How to Install Tile with Electric Radiant Heating

Admittedly, the words "cold" and "Florida" are not typically associated together - but every so often the sunshine state catches a cold front and experiences some shiver-worthy temperatures. But beyond that, let's be honest and admit that many of us keep our ACs so low that we'd welcome a little heat beneath our feet. So let's look at the proper way to install tile with electric radiant heating.
Everything You Need for InstallationThe Tile Council of North America includes a few different methods for installing tile with radiant heating. Essentially, the installation method changes based upon whether you're installing electric or hydronic systems as well as the type of structure you're working on. For this article, we're going to go over installation in an uncoupling membrane.

Electric Heating in an Uncoupling Membrane

The most important component of any installation is to read and carefully follow maunfacturer instructions, especially of the heating elements onto the membrane. As the CTEF points out, "some manufacturers make versions of their membrane that allows for electrical heating wires to be applied onto the membrane before tile is installed."

Step 1: Choosing The Thinset Mortar

This step is really handled for you because ultimately you should choose an unmodified or modified thinset mortar based upon the manufacturer's instructions. While many of us have been installing tile and more for many, many years and we may be used to know the right material for the job, it is always bestto check what the manufacturer requires. This is especially important because it can affect the system warranty. You read that right, simply using the wrong thinset mortar could void the warranty - neither you or your customers want that. The CTEF recommends, "what the TCNA Handbook recommends in the Materials section of Methods F128, F147 and F148 for installing uncoupling membranes that meet ANSI A118.12 standards."

Step 2: Ensure the Substrate Meets the Industry Standard for Flatness

Here are the standard requirements according to CTEF:
  • 1/4” in 10’ for tiles with all sides less than 15” long
  • 1/8” in 10’ for tiles with one side 15” or longer
You should check this with a 10’ straightedge, which you can get at any one of our D&B Tile showrooms. According to the CTEF, "to make the substrate flat, use one or more of these methods:
  • Grind the high spots (be certain to follow OSHA requirements for silica dust containment)
  • Fill the low spots with appropriate rapid setting patch material
  • Install a mortar bed
  • Install a liquid primer and self-leveling underlayment"

Step 3: Install the Membrane

Once the substrate is flat and you've got your mortar that was recommended by the manufacturer. Next is the actual installation. A couple of quick starting checkpoints:
  • Are the perimeter movement joints appropriate? We must keep the uncoupling membrane a consistent 1/4" away from any obstacle or change in plane.
  • Are there no bond breakers on the subfloor? Make sure there is no dirt, dust, or other materials that could prevent the mortar from properly bonding the membrane to the subfloor.
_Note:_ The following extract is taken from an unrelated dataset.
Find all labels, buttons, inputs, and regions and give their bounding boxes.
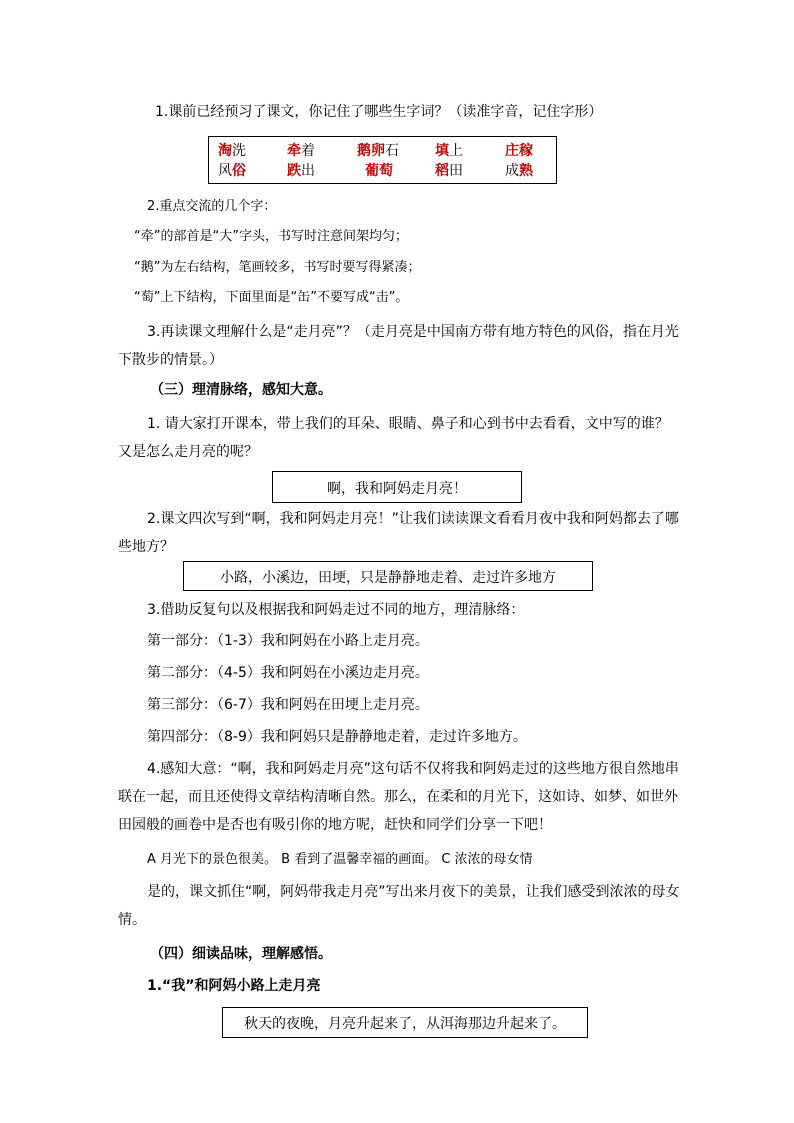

Now that those two checkpoints are done, simply install the membrane.

Step 4: Install the Heating Element

As the CTEF states, "every wire manufacturer has some specific instructions describing how to place their wire in their uncoupling membrane system. For instance,
  • They will tell you how far apart to place the rows of wire, how close to or how far from the wall the wire should be, etc.
  • They tell you how to test the wire before you get it off the roll.
  • Some require a couple of simple electrical checks.
  • You need to know where the thermostat is or will be and if you have enough lead wire to get to it.
  • You need to know where the temperature sensing probe for the thermostat will be placed.
  • You need to remember to install the temperature sensing probe so the system works."
We can't repeat and follow the manufacturer’s instructions. Make sure to test the heating element and record the test results on any warranty card. It's also a good idea to take pictures of the entire wire installation in preparation for laying the tile. The CTEF recommends, "make sure your pictures show:
  • The location of the temperature sensing probes
  • The location of the thermostat lead wires and temperature sensing probe wires
  • The spacing and distance of the wires from each other
  • The distance of the wires from obstacles like walls and toilets and heat registers and vanities
  • Any other pictures you think you need to document your wire installation"

Step 5: Install the Tile

With everything doublechecked and ready to go, now is the time to install the tile and showcase your beautiful work.

Step 6: Heed the Warranty Card

After completing step 5, test the heating element again. The CTEF points out, "make sure all of your readings are still correct and make sure you record this on the warranty card." Provide one copy to the owner and file one away for yourself. Finally, congrats on a job well done!